35 von 54 Kunden fanden die folgende Rezension hilfreich
3.0 von 5 Sternen Ist das Christentum wahr?, 1. September 2013
Rezension bezieht sich auf: Warum ich kein Christ bin: Bericht und Argumentation (Gebundene Ausgabe)
Frägt der Autor Kurt Flasch ganz direkt. Oder: War das Grab leer, ist Jesus in den Himmel aufgefahren? Hat Gott die Welt erschaffen? Konten Blinde sehen, Lahme gehen, wurden Tote aufgeweckt? Die Kirche als Institution interessiert Flasch nicht, der Limburger Bischoff, der Papst, im Grunde irrelevant. Flasch geht es um den Inhalt, was muss jemand glauben, der sich als Christ bezeichnet, und sind diese Glaubensinhalte wahr?
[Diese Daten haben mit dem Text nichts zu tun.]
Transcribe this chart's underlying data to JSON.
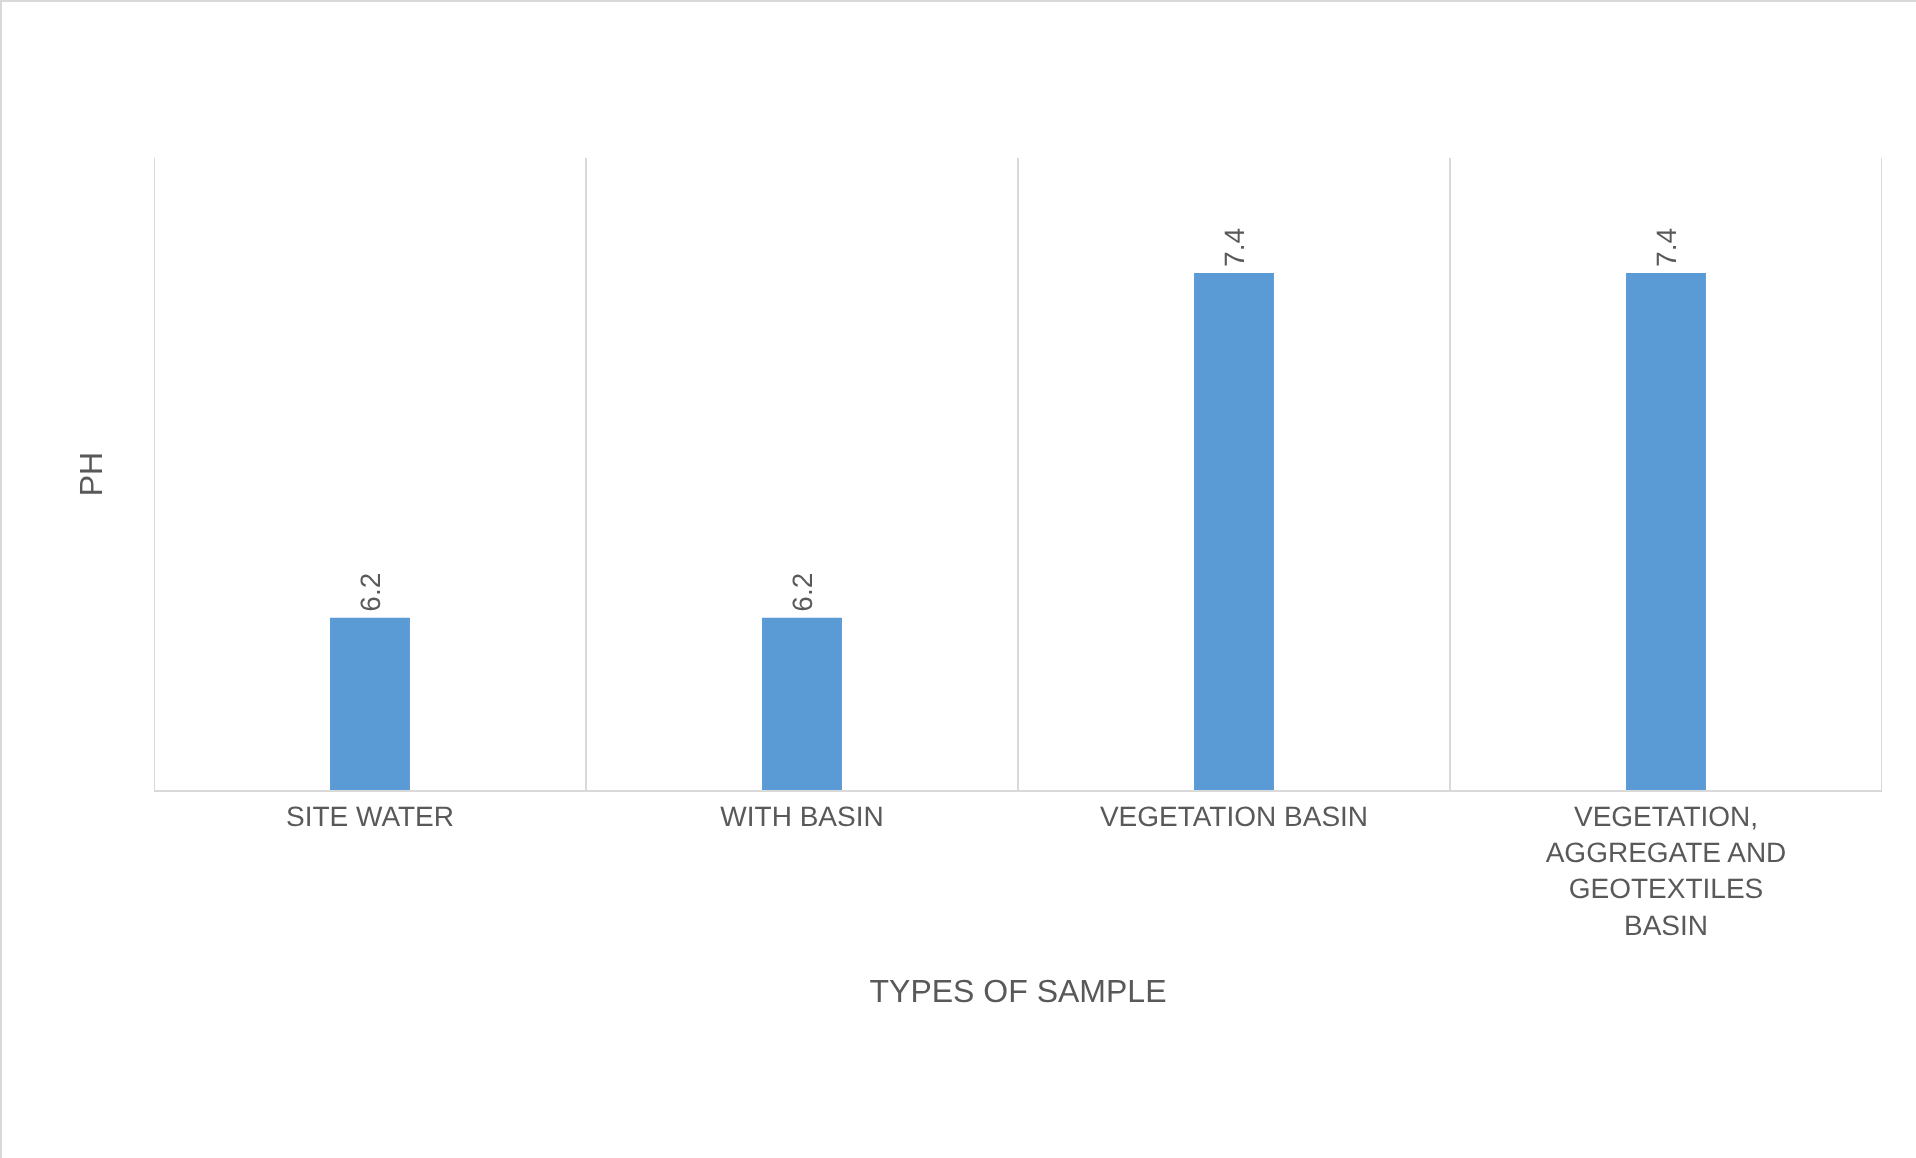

Zur Beantwortung dieser Fragen setzt Flasch die Werkzeuge des gelernten Historikers ein: Historisch-kritische Forschung, Textexegese. Über viele Seiten hinweg vergleicht und analysiert Flasch also die Evangelien, die Briefe, und kommt zum "überraschenden" Ergebnis: Nein, wortwörtlich verstanden ist Jesus wohl nicht zum Himmel aufgestiegen. Auch sonst findet Flasch wenig Überzeugendes, also nennt er sich Agnostiker, die Bezeichnung Atheist scheut er. Ich denke: Es braucht keine Textexegese, um zu verstehen, dass zentrale Elemente der christlichen Glaubenslehre sich darstellen wie Kindermärchen. Das Apostolische Glaubensbekenntnis liest sich wie eine Ansammlung sinnloser Sätze. Nehmen wir ein alternatives Buch: Auch der Philosoph Ansgar Beckermann untersucht in seinem Buch "Glaube", De Gruyter, 2013, ob es gute Gründe gibt, die für den Glauben sprechen. Seine Antwort, ähnlich wie Flasch: Nüchtern gesehen: Keine. Aber Beckermann geht direkter vor als Flasch, packt seine philosophischen Werkzeuge aus (Logik, Analyse, Erfahrung). Treffer und versenkt würde ich sagen. Warum so umständlich, Kurt Flasch?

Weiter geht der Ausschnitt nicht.